In sozialen Netzwerken kannst du andere Nutzer:innen blockieren. Zudem kannst du Hasskommentare auf der Plattform melden, damit sie gelöscht werden. Bei Saferinternet.at gibt es Anleitungen für Instagram, YouTube & Co. - Ruhe bewahren!
Nimm Hasskommentare nicht persönlich. Hass ist keine Meinung. Vertraue auf Dich selbst, Du bist toll! - Hol dir Hilfe!
Hasskommentare können sehr belastend sein. Behalte diese nicht für dich, sprich mit deinen Eltern, Schulsozialarbeitenden, Lehrpersonen oder Beratungsstellen darüber. - Sammle Informationen!

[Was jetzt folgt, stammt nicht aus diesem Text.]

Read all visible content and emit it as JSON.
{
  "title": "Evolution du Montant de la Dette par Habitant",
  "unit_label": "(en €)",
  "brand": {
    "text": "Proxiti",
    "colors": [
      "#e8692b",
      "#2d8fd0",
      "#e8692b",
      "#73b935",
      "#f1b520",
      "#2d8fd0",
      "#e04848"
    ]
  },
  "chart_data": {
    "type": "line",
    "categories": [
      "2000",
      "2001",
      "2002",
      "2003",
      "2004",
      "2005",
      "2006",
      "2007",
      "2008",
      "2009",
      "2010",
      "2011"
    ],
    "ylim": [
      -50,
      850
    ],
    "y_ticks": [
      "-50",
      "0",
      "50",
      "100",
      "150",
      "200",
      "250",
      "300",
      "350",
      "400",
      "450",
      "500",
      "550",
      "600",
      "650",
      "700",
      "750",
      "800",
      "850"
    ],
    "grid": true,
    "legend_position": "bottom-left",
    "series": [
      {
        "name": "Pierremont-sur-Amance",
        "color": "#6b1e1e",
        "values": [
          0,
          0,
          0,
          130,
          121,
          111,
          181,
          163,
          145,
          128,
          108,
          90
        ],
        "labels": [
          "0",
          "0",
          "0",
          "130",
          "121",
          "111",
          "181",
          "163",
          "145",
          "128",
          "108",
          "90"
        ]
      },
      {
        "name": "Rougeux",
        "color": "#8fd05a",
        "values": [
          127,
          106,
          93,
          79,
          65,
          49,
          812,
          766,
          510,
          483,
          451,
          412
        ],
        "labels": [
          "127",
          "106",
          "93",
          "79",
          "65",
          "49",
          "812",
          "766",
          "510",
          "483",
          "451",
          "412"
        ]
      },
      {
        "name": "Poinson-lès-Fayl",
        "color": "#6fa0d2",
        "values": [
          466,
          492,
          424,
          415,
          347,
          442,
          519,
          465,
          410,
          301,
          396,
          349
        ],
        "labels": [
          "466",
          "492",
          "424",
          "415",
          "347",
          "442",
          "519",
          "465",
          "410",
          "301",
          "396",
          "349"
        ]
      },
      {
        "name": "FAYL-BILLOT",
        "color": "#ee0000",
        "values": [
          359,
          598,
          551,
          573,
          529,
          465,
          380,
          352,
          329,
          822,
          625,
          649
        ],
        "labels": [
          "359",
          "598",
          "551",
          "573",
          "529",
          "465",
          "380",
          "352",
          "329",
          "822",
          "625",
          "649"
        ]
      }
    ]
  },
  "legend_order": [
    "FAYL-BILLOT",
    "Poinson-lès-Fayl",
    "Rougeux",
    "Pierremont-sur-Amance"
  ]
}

Sichere die Beweismittel, um die Diskriminierungen beweisen zu können. - Umgib dich mit Menschen, die dir guttun und macht euch eine gute Zeit!
Unterstützung von Jugendlichen für euch findet ihr hier (Juuport) im Netz und auf Social Media
Angebote für die Auseinandersetzung
Hilfe suchen
Einzelarbeit
Notiere dir deine Gedanken zu folgenden Fragen:
- Wie geht es mir im Moment?
- Gibt es Dinge, die mich belasten?
- Wem sage und zeige ich, wie es mir wirklich geht?
- Kann ich mir vorstellen, mich bei einer Beratungsstelle zu melden?
- Welche positiven Dinge in meinem Leben geben mir Kraft?
Es gibt zahlreiche Beratungsstellen. Eine Möglichkeit ist es, Unterstützung von anderen Jugendlichen zu bekommen. Schau dir dazu dieses Video von den JUUUPORT-Scouts an: Hilfe bei Cybermobbing und anderen Problemen im Netz (02.04.2020) Video: 0:36
Notiere dir deine Gedanken zu folgenden Fragen:
- Könntest du dir vorstellen, dich bei Problemen im Netz an die JUUPORT-Scouts zu wenden?
- Was kommen dir bei der Beratung von Gleichaltrigen für Vorteile in den Sinn?
- Gibt es Nachteile bei der Beratung durch Jugendliche?
Kooperation
Partnerarbeit: Suche dir ein:e Tandem-Partner:in. Schaut euch das folgende Video an: filmworksvienna no hate speech campaign 2019 Hass im Netz hat viele Gesichter: Beschimpfungen, Beleidigungen, falsche Gerüchte, diskriminierende Äußerungen. Studien zufolge wurde beinahe ein Drittel der Jugendlichen Opfer von Cybemobbing, 27% haben sexuelle Belästigung im Internet erlebt. (10.12.2019) Video: 1:16
Schreibt eure Gedanken zu folgenden Fragen auf:
- Was für Vorteile hat es, mit den Eltern über Probleme zu sprechen?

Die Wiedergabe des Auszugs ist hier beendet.